一声紧接着一声的痛呼声,让剩下两人瑟瑟发抖。
第十八板的时候,刘悯安晕了过去,衙役停下手上的动作,朝刘文钊看了过来。
刘文钊看着自己儿子血肉模糊的屁股,朝着李意清拱手道:“夫人,您看这?”
李意清声线平静无波:“还差两板。”
刘文钊袖中的手猛地攥紧。
他偏过头,朝着衙役喊道:“继续行刑。”
衙役得到指示,完成了最后两下。
力道到底不比前面十八板用力。
排在后面的宋旭人和高衡此刻更是一句话也说不出来,刘悯安是刘同知的亲生儿子尚且都被打晕了过去,自己若是……
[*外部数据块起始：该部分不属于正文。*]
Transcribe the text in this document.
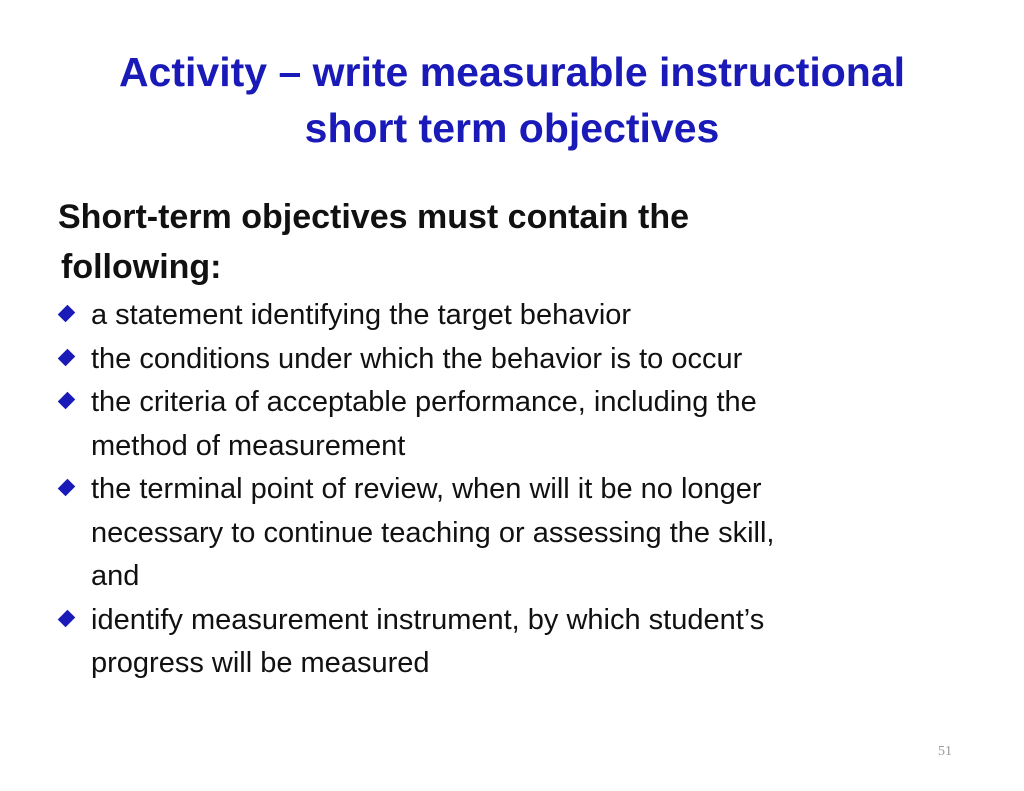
Activity – write measurable instructional
short term objectives

Short-term objectives must contain the
following:

a statement identifying the target behavior
the conditions under which the behavior is to occur
the criteria of acceptable performance, including the
method of measurement
the terminal point of review, when will it be no longer
necessary to continue teaching or assessing the skill,
and
identify measurement instrument, by which student’s
progress will be measured
51
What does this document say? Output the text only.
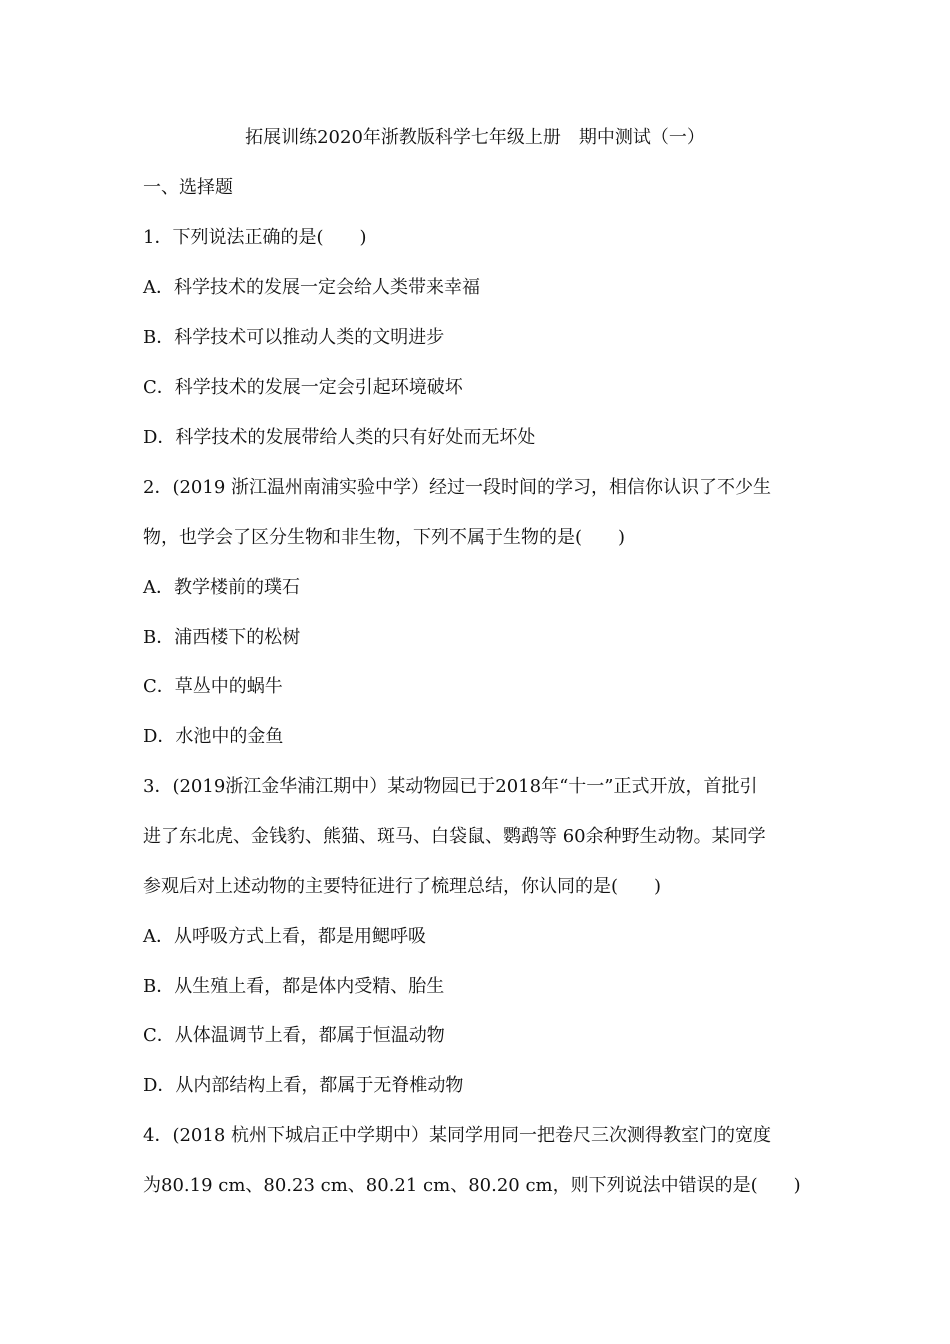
拓展训练2020年浙教版科学七年级上册　期中测试（一）
一、选择题
1．下列说法正确的是(　　)
A．科学技术的发展一定会给人类带来幸福
B．科学技术可以推动人类的文明进步
C．科学技术的发展一定会引起环境破坏
D．科学技术的发展带给人类的只有好处而无坏处
2．(2019 浙江温州南浦实验中学）经过一段时间的学习，相信你认识了不少生
物，也学会了区分生物和非生物，下列不属于生物的是(　　)
A．教学楼前的璞石
B．浦西楼下的松树
C．草丛中的蜗牛
D．水池中的金鱼
3．(2019浙江金华浦江期中）某动物园已于2018年“十一”正式开放，首批引
进了东北虎、金钱豹、熊猫、斑马、白袋鼠、鹦鹉等 60余种野生动物。某同学
参观后对上述动物的主要特征进行了梳理总结，你认同的是(　　)
A．从呼吸方式上看，都是用鳃呼吸
B．从生殖上看，都是体内受精、胎生
C．从体温调节上看，都属于恒温动物
D．从内部结构上看，都属于无脊椎动物
4．(2018 杭州下城启正中学期中）某同学用同一把卷尺三次测得教室门的宽度
为80.19 cm、80.23 cm、80.21 cm、80.20 cm，则下列说法中错误的是(　　)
他们很快就没有时间往后想,衙役抱着板子,声音粗犷:“下一个谁?”
宋旭人和高衡纷纷摇头后退。
刘文钊:“随意,快些打完,了了此案。”
宋旭人先一步被拉了出来。
“啊——啊——我不敢了,我再也不敢了,别打我——啊。”
宋旭人的痛呼声一点不比刘悯安弱。
正此时,门外忽然传来一阵喧嚣。
有一个白领衙役匆匆走进来,禀报道:“同知大人,高家来人了。”
缩在角落里的高衡闻言,犹如听闻救星,立刻朝着门外大呼:“爹!娘!我在这里!你们要是再不来,你们儿子就被人打死了啊。”